Virtually all aspects of project development have evolved to state in which DOTs can provide quantitative, high-quality data on the performance of an alternative, with the exception until now of safety performance. Indeed, the extent of safety analysis frequently applied to contentious or difficult projects is the nominal safety model. With HSM methods and approaches, agencies can better fill in the missing piece and not only make better decisions but have the basis for explaining and defending their decisions.

The final step in the initial planning part of the project development process is identification of a preferred design alternative. This is typically done when design is about 30 percent complete, i.e., when the alignment and cross section are established. The HSM can then be used to perform predictions of safety performance compared to other alternatives, or to a “no-build” option.

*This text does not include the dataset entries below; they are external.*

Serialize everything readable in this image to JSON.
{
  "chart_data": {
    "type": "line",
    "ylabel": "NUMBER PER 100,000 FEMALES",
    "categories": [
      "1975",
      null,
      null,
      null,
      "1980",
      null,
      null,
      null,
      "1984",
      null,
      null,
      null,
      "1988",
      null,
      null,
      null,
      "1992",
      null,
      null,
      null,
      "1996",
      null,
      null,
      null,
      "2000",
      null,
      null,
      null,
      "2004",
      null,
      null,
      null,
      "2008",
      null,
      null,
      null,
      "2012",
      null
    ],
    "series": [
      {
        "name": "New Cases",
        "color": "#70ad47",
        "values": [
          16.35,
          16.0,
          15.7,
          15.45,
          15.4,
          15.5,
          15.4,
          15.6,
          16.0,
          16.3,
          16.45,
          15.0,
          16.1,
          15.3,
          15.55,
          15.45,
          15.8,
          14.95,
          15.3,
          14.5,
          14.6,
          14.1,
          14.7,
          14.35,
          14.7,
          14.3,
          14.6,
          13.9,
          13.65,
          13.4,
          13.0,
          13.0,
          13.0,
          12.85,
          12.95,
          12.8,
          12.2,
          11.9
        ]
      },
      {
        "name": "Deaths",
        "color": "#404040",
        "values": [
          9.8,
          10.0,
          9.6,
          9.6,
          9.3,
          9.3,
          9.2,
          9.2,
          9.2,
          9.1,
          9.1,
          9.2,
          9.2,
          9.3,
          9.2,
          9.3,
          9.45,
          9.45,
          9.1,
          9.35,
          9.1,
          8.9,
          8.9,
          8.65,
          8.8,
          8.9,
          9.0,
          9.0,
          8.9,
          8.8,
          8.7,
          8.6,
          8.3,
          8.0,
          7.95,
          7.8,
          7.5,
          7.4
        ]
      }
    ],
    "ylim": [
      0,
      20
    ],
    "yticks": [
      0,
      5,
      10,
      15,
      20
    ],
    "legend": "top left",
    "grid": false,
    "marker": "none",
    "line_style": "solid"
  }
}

Preliminary and Final Engineering

As the selected concept is detailed, changes may occur. Other major design decisions such as maintenance of traffic plans are developed. During preliminary engineering the design documentation is prepared and approvals sought. It is during this stage that design exceptions may be fully outlined, studied, and approved.

Design exceptions – the use of a design value outside the established criteria for the project, are a common and indeed routine part of project development. A design exception represents an acceptance that the design will not be “nominally safe.” Some designers and some agencies resist design exceptions either because of tort liability fears or their genuine belief that safety performance (substantive safety) will be compromised.

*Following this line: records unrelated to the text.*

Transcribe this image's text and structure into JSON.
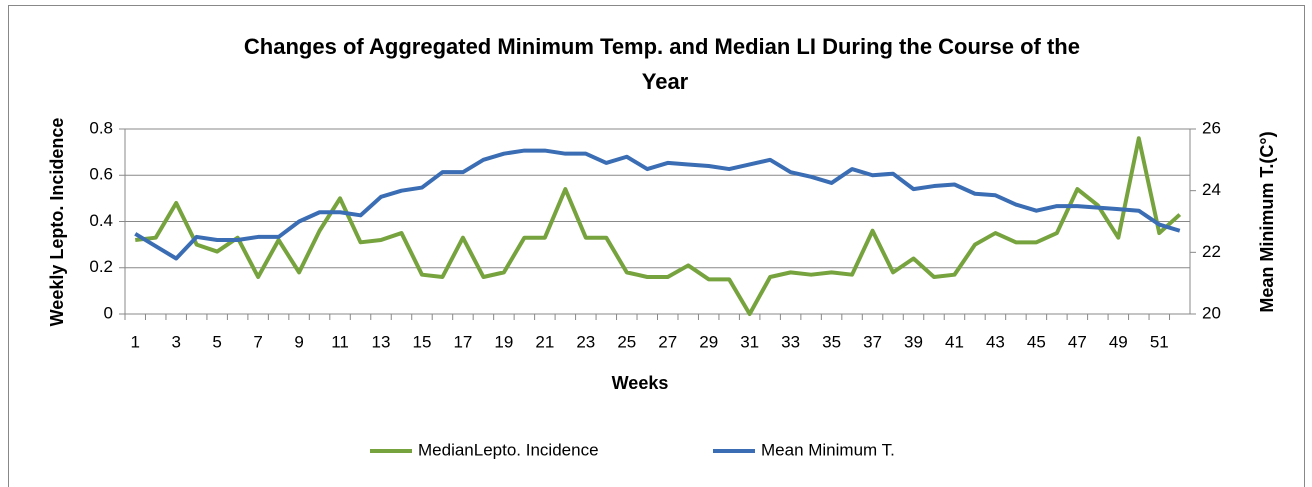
{
  "chart_data": {
    "type": "line",
    "title": "Changes of Aggregated Minimum Temp. and Median LI During the Course of the Year",
    "x_label": "Weeks",
    "y_label": "Weekly Lepto. Incidence",
    "y2_label": "Mean Minimum T.(C°)",
    "categories": [
      1,
      null,
      3,
      null,
      5,
      null,
      7,
      null,
      9,
      null,
      11,
      null,
      13,
      null,
      15,
      null,
      17,
      null,
      19,
      null,
      21,
      null,
      23,
      null,
      25,
      null,
      27,
      null,
      29,
      null,
      31,
      null,
      33,
      null,
      35,
      null,
      37,
      null,
      39,
      null,
      41,
      null,
      43,
      null,
      45,
      null,
      47,
      null,
      49,
      null,
      51,
      null
    ],
    "series": [
      {
        "name": "MedianLepto. Incidence",
        "color": "#77a33e",
        "values": [
          0.32,
          0.33,
          0.48,
          0.3,
          0.27,
          0.33,
          0.16,
          0.32,
          0.18,
          0.36,
          0.5,
          0.31,
          0.32,
          0.35,
          0.17,
          0.16,
          0.33,
          0.16,
          0.18,
          0.33,
          0.33,
          0.54,
          0.33,
          0.33,
          0.18,
          0.16,
          0.16,
          0.21,
          0.15,
          0.15,
          0.0,
          0.16,
          0.18,
          0.17,
          0.18,
          0.17,
          0.36,
          0.18,
          0.24,
          0.16,
          0.17,
          0.3,
          0.35,
          0.31,
          0.31,
          0.35,
          0.54,
          0.47,
          0.33,
          0.76,
          0.35,
          0.43
        ]
      },
      {
        "name": "Mean Minimum T.",
        "color": "#3a6db3",
        "axis": "y2",
        "values": [
          22.6,
          22.2,
          21.8,
          22.5,
          22.4,
          22.4,
          22.5,
          22.5,
          23.0,
          23.3,
          23.3,
          23.2,
          23.8,
          24.0,
          24.1,
          24.6,
          24.6,
          25.0,
          25.2,
          25.3,
          25.3,
          25.2,
          25.2,
          24.9,
          25.1,
          24.7,
          24.9,
          24.85,
          24.8,
          24.7,
          24.85,
          25.0,
          24.6,
          24.45,
          24.25,
          24.7,
          24.5,
          24.55,
          24.05,
          24.15,
          24.2,
          23.9,
          23.85,
          23.55,
          23.35,
          23.5,
          23.5,
          23.45,
          23.4,
          23.35,
          22.9,
          22.7
        ]
      }
    ],
    "ylim": [
      0,
      0.8
    ],
    "yticks": [
      0,
      0.2,
      0.4,
      0.6,
      0.8
    ],
    "y2lim": [
      20,
      26
    ],
    "y2ticks": [
      20,
      22,
      24,
      26
    ],
    "grid": true,
    "legend": "bottom"
  }
}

The HSM offers concepts and methods for design engineers to understand the implications of their actions and thus improve decision-making. Insights evident in applying the predictive methods and CMFs, include the following:

Designers attuned to the nominal safety model but not to the contents of the HSM may have a mindset that any change of a standard design parameter would result in a significant change in the safety performance of the facility. For example, a reduction in lane width from 12 feet to 11 feet may thought to be reducing safety performance substantially in an abrupt and immediate manner, i.e., the change makes the facility unsafe and 12 feet made the facility safe. Actual or substantive safety performance is, however, does not represent such an absolute change in safety but rather a gradual change in safety. It is important to keep in mind that such a relationship with substantive safety may not even exist. Designers who have learned about substantive safety, and marginal or incremental changes in safety performance suggested by CMFs and predictive models, will understand the change in safety is likely gradual and be able to act accordingly. Several states that started with the implementation of the HSM reported that the HSM adds value to the evaluation of design exceptions and the documentation process.

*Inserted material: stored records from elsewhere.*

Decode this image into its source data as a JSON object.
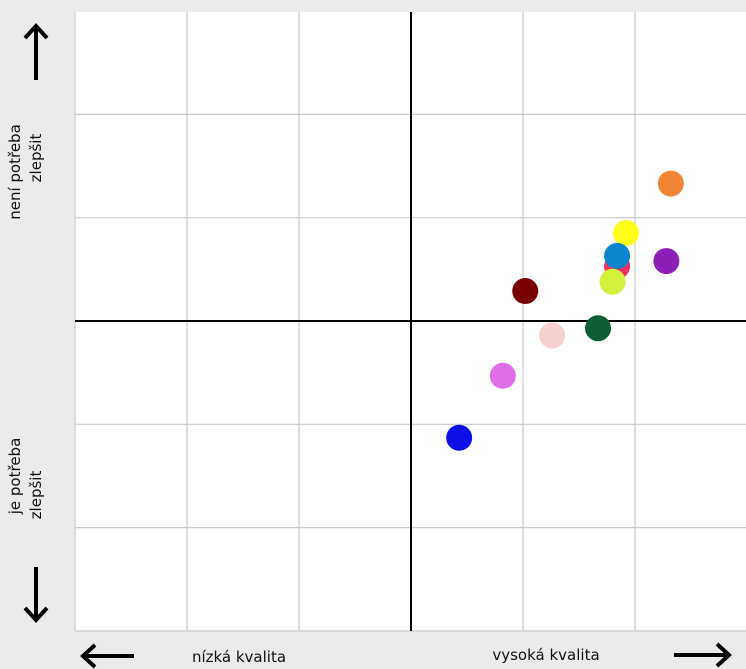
{
  "chart_data": {
    "type": "scatter",
    "xlim": [
      -3,
      3
    ],
    "ylim": [
      -3,
      3
    ],
    "grid": true,
    "points": [
      {
        "x": 2.32,
        "y": 1.33,
        "color": "#f28535"
      },
      {
        "x": 1.92,
        "y": 0.85,
        "color": "#ffff1a"
      },
      {
        "x": 2.28,
        "y": 0.58,
        "color": "#8b1fb8"
      },
      {
        "x": 1.84,
        "y": 0.53,
        "color": "#ef3060"
      },
      {
        "x": 1.84,
        "y": 0.63,
        "color": "#0a86d0"
      },
      {
        "x": 1.8,
        "y": 0.38,
        "color": "#d3f03c"
      },
      {
        "x": 1.02,
        "y": 0.29,
        "color": "#7a0000"
      },
      {
        "x": 1.67,
        "y": -0.07,
        "color": "#0d5e34"
      },
      {
        "x": 1.26,
        "y": -0.14,
        "color": "#f8d0d0"
      },
      {
        "x": 0.82,
        "y": -0.53,
        "color": "#df6fe6"
      },
      {
        "x": 0.43,
        "y": -1.13,
        "color": "#0b10e8"
      }
    ],
    "labels": {
      "y_top": "není potřeba zlepšit",
      "y_top_line1": "není potřeba",
      "y_top_line2": "zlepšit",
      "y_bottom": "je potřeba zlepšit",
      "y_bottom_line1": "je potřeba",
      "y_bottom_line2": "zlepšit",
      "x_left": "nízká kvalita",
      "x_right": "vysoká kvalita"
    }
  }
}
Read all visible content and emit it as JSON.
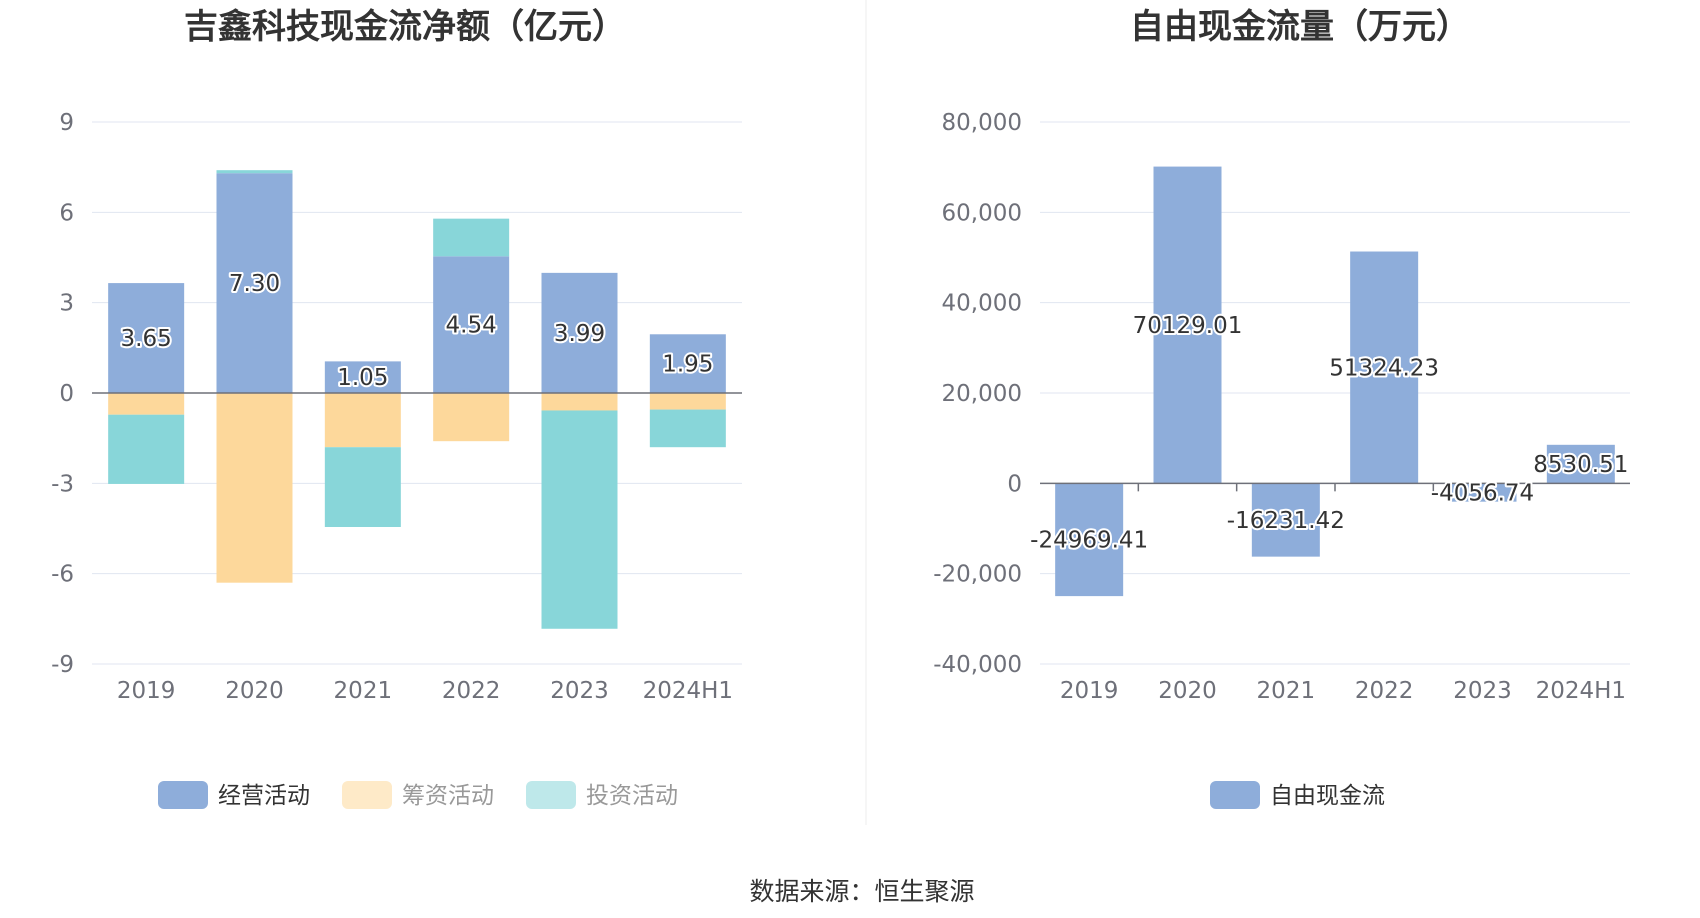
{
  "source_note": "数据来源：恒生聚源",
  "chart_data": [
    {
      "type": "bar",
      "stacked": true,
      "title": "吉鑫科技现金流净额（亿元）",
      "categories": [
        "2019",
        "2020",
        "2021",
        "2022",
        "2023",
        "2024H1"
      ],
      "ylim": [
        -9,
        9
      ],
      "yticks": [
        -9,
        -6,
        -3,
        0,
        3,
        6,
        9
      ],
      "grid": true,
      "legend_position": "bottom",
      "series": [
        {
          "name": "经营活动",
          "color": "#8eadda",
          "values": [
            3.65,
            7.3,
            1.05,
            4.54,
            3.99,
            1.95
          ],
          "labels": [
            "3.65",
            "7.30",
            "1.05",
            "4.54",
            "3.99",
            "1.95"
          ]
        },
        {
          "name": "筹资活动",
          "color": "#fdd89b",
          "values": [
            -0.72,
            -6.3,
            -1.8,
            -1.6,
            -0.58,
            -0.55
          ]
        },
        {
          "name": "投资活动",
          "color": "#88d6d9",
          "values": [
            -2.3,
            0.1,
            -2.65,
            1.25,
            -7.25,
            -1.25
          ]
        }
      ]
    },
    {
      "type": "bar",
      "title": "自由现金流量（万元）",
      "categories": [
        "2019",
        "2020",
        "2021",
        "2022",
        "2023",
        "2024H1"
      ],
      "ylim": [
        -40000,
        80000
      ],
      "yticks": [
        -40000,
        -20000,
        0,
        20000,
        40000,
        60000,
        80000
      ],
      "ytick_labels": [
        "-40,000",
        "-20,000",
        "0",
        "20,000",
        "40,000",
        "60,000",
        "80,000"
      ],
      "grid": true,
      "legend_position": "bottom",
      "series": [
        {
          "name": "自由现金流",
          "color": "#8eadda",
          "values": [
            -24969.41,
            70129.01,
            -16231.42,
            51324.23,
            -4056.74,
            8530.51
          ],
          "labels": [
            "-24969.41",
            "70129.01",
            "-16231.42",
            "51324.23",
            "-4056.74",
            "8530.51"
          ]
        }
      ]
    }
  ]
}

Besides allowing designers to quantify the impact of design exceptions, the HSM also offers the opportunity to quantify potential safety performance benefits of mitigation strategies at locations where design exceptions are considered. The FHWA Mitigation Strategies for Design Exceptions (FHWA 2007) offers a resource to design managers.

Operations and Maintenance

The HSM includes information to inform those charged with operating and maintaining the system. Full knowledge and application of the HSM contents in this area may lead agencies to rethink or revise their operating strategies. Examples may include incorporating quantitative safety consideration when timing of signals (provision for protected only left-turn phasing), considering access management strategies, decides when to allow or prohibit of on-street parking, and even maintenance in adverse weather conditions: snow removal strategies.

Managers studying the HSM may find that the 1st edition of the HSM is limited in offering quantitative safety information for all operations and maintenance activities. As with the first edition of the Highway Capacity Manual (HCM), the expectation is that over time, the HSM will be updated to reflect the growing body of research on the impact of maintenance and operational effects on crash frequency and crash severity.